Wir haben die Wahl, uns darüber aufzuregen, dass der Zug wieder zehn Minuten verspätet ist. Oder uns zu freuen, wenn er dann kommt. Weil wir anderswo auf dem Planeten glücklich wären, aufs Dach eines alle sieben Stunden aufkreuzenden Busses zu klettern und uns neben die Hühner zu zwängen. Weil sonst kein Platz mehr frei ist. Und der nächste Bus erst morgen kommt. Vielleicht. Ab und an mal von Automatik und Durchzug in den Dankbarkeitsgang runterzuschalten ist sehr gut fürs Immunsystem. Dieses Gefühl ist belebender als ein Energy Drink, dazu noch gratis. Freude lässt sich kultivieren.
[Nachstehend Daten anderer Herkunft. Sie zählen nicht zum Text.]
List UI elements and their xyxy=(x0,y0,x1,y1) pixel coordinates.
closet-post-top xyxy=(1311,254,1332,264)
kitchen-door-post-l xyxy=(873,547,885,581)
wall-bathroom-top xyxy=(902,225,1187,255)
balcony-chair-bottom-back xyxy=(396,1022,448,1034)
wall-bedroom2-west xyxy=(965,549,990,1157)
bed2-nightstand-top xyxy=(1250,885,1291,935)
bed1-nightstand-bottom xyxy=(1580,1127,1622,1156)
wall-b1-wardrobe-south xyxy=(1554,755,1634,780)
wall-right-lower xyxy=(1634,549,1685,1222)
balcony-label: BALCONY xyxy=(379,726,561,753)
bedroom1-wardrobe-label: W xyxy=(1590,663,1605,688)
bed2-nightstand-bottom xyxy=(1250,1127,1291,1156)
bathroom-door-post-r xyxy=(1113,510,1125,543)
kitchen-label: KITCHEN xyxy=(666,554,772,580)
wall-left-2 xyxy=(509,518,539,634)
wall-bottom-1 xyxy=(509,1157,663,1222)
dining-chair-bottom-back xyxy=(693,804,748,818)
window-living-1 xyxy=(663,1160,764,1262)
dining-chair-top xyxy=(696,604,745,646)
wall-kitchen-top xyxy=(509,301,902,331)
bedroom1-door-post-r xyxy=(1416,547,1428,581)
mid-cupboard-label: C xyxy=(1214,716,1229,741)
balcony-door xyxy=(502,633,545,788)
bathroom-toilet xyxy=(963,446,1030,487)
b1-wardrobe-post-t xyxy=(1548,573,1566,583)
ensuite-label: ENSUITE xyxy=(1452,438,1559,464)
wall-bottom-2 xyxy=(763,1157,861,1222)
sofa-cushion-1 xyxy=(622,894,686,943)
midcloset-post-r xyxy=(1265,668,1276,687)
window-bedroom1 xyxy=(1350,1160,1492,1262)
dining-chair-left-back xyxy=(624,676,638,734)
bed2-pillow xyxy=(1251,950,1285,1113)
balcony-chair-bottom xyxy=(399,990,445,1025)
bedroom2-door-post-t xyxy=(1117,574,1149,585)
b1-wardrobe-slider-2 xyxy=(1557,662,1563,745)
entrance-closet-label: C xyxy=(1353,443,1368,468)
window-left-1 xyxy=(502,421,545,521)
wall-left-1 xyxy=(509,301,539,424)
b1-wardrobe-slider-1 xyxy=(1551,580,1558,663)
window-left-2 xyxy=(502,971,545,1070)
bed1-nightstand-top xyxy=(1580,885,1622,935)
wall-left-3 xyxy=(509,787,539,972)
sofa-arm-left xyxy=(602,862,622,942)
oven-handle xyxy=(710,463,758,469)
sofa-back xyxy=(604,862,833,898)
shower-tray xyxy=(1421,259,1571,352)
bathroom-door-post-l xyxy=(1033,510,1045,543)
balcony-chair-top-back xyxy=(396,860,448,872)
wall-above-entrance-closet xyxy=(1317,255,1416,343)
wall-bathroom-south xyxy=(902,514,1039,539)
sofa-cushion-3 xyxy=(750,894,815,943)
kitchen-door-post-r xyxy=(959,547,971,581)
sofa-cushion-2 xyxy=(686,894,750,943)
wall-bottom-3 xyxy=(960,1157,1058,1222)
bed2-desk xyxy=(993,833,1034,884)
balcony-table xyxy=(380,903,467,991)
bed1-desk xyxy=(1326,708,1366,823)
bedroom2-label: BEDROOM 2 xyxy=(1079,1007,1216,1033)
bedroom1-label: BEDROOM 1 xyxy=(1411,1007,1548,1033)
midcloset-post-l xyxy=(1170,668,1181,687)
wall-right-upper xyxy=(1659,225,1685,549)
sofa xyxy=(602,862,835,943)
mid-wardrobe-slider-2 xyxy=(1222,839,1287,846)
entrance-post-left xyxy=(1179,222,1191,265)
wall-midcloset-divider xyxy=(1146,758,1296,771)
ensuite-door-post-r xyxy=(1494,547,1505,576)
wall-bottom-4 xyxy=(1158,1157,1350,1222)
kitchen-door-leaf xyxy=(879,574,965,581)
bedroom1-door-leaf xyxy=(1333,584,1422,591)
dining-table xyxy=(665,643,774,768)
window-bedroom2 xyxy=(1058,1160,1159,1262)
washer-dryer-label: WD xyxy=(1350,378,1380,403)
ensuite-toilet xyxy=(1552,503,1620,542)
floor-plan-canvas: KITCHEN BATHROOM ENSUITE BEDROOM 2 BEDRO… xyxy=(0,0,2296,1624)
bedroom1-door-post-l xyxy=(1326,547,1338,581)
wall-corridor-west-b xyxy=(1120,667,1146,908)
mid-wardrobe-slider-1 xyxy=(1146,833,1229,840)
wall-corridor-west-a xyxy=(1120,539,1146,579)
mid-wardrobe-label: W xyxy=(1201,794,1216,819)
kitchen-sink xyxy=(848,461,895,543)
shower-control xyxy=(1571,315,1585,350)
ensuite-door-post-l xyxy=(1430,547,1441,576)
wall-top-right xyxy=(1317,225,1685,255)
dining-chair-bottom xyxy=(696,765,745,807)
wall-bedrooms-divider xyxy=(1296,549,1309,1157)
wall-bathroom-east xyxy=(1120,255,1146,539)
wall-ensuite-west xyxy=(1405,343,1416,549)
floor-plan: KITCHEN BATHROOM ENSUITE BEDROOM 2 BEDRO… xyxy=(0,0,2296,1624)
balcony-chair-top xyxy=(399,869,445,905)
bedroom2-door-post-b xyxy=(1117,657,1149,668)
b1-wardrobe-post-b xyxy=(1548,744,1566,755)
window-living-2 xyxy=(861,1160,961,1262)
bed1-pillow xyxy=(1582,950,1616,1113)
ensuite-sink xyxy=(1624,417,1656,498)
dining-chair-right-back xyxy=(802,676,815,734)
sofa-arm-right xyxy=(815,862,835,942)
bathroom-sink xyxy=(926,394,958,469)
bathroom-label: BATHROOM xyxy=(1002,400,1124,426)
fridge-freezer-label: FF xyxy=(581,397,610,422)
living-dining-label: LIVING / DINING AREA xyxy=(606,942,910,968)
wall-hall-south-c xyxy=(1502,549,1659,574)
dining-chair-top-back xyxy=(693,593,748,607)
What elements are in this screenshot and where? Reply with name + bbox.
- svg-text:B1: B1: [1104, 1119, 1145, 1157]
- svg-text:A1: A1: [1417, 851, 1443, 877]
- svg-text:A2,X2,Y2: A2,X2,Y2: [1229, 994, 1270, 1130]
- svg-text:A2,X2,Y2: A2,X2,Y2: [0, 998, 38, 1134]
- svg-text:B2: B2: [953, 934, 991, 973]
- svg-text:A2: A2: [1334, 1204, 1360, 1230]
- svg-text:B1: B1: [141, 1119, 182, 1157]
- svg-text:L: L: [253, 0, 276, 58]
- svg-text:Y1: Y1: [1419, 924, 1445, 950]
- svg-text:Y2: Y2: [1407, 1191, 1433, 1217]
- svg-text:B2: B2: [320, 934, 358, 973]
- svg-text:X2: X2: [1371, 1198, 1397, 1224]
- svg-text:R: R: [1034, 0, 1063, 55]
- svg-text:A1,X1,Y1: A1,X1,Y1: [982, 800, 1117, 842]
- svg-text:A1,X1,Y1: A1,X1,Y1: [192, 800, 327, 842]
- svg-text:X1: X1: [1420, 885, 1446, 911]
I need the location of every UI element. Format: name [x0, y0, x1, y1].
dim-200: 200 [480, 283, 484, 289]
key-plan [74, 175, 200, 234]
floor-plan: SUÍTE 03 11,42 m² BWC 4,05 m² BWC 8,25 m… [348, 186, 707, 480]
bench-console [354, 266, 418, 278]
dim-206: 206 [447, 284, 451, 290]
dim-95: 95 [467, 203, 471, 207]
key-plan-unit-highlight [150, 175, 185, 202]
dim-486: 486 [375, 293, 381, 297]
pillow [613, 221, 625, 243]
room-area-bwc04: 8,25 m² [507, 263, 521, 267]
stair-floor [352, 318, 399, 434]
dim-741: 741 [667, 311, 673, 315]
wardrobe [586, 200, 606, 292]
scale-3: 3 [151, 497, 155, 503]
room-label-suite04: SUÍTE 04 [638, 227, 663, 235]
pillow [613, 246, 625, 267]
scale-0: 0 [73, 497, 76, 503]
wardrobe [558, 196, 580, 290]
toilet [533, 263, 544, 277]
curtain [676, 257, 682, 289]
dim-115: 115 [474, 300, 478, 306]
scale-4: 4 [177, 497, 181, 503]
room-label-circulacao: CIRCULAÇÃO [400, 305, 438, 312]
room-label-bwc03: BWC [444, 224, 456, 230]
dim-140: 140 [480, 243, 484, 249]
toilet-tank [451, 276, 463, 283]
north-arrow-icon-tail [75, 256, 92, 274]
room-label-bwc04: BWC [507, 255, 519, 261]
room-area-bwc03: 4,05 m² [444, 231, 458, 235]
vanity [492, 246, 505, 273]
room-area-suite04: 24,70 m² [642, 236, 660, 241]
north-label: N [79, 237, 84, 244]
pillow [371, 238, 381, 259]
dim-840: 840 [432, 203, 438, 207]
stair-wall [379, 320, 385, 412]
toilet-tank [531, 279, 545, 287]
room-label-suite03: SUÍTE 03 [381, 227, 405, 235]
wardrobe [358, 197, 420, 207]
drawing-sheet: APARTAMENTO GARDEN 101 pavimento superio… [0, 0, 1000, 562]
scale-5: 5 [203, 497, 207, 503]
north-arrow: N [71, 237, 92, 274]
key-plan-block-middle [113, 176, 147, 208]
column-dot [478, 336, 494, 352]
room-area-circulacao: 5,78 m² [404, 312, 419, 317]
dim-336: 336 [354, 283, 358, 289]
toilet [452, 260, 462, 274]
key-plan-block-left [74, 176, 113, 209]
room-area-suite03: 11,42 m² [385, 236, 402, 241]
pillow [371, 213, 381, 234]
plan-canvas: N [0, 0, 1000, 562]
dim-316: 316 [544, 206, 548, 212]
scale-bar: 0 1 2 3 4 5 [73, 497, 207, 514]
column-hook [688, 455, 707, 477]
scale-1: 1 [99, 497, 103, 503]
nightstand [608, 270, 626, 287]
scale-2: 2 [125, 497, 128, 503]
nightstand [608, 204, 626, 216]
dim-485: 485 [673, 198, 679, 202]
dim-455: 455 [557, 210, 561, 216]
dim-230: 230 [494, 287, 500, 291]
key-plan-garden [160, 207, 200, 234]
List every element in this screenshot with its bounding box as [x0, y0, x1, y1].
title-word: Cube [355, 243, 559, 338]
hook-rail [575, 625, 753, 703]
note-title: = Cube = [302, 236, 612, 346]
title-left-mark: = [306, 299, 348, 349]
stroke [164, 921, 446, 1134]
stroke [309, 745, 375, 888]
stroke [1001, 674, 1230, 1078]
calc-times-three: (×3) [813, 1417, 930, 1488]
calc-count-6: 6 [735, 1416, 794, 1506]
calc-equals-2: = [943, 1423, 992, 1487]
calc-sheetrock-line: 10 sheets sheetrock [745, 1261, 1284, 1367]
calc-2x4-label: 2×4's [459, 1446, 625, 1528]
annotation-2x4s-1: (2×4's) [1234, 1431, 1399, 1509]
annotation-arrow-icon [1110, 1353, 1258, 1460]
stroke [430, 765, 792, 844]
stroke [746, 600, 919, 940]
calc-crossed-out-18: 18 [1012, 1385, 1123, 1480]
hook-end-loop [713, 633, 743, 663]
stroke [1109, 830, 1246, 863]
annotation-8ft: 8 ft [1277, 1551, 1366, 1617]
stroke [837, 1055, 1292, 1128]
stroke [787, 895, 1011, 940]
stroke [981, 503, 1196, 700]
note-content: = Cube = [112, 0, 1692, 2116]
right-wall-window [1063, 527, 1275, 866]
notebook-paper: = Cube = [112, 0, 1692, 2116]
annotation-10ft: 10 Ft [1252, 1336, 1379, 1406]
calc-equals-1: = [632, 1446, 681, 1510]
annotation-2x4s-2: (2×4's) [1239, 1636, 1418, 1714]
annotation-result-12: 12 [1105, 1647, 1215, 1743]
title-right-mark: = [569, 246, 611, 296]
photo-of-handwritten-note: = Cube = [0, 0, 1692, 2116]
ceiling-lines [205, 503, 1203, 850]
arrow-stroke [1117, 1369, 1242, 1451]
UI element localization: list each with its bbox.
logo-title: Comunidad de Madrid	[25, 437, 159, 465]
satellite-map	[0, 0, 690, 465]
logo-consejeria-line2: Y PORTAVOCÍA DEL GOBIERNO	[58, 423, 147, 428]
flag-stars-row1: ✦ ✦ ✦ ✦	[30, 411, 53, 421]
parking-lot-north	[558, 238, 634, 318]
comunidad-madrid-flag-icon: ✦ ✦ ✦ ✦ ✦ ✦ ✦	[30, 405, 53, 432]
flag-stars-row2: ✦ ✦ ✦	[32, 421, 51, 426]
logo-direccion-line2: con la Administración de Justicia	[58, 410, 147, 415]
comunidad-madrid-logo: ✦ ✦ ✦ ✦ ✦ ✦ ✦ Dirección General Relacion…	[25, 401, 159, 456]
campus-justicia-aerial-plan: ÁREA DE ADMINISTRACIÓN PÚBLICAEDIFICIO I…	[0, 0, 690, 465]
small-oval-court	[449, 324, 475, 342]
Möchten Sie ein Dankbarkeitstagebuch anfangen? Oder einfach nur am Abend vor dem Einschlafen freihändig all die Erlebnisse auflisten, die Ihr Herz weit aufmachen? Die Augen der Seele offen halten, mehr als nur ein paar kurze Momente lang, ehe wir wieder ins Vollzeit-Übersehen abrutschen. Die Welt braucht unsere lachenden Lippen und eine schiefe Weltsicht, um sie ein bisschen aus der Bahn ins Gleichgewicht zu rücken.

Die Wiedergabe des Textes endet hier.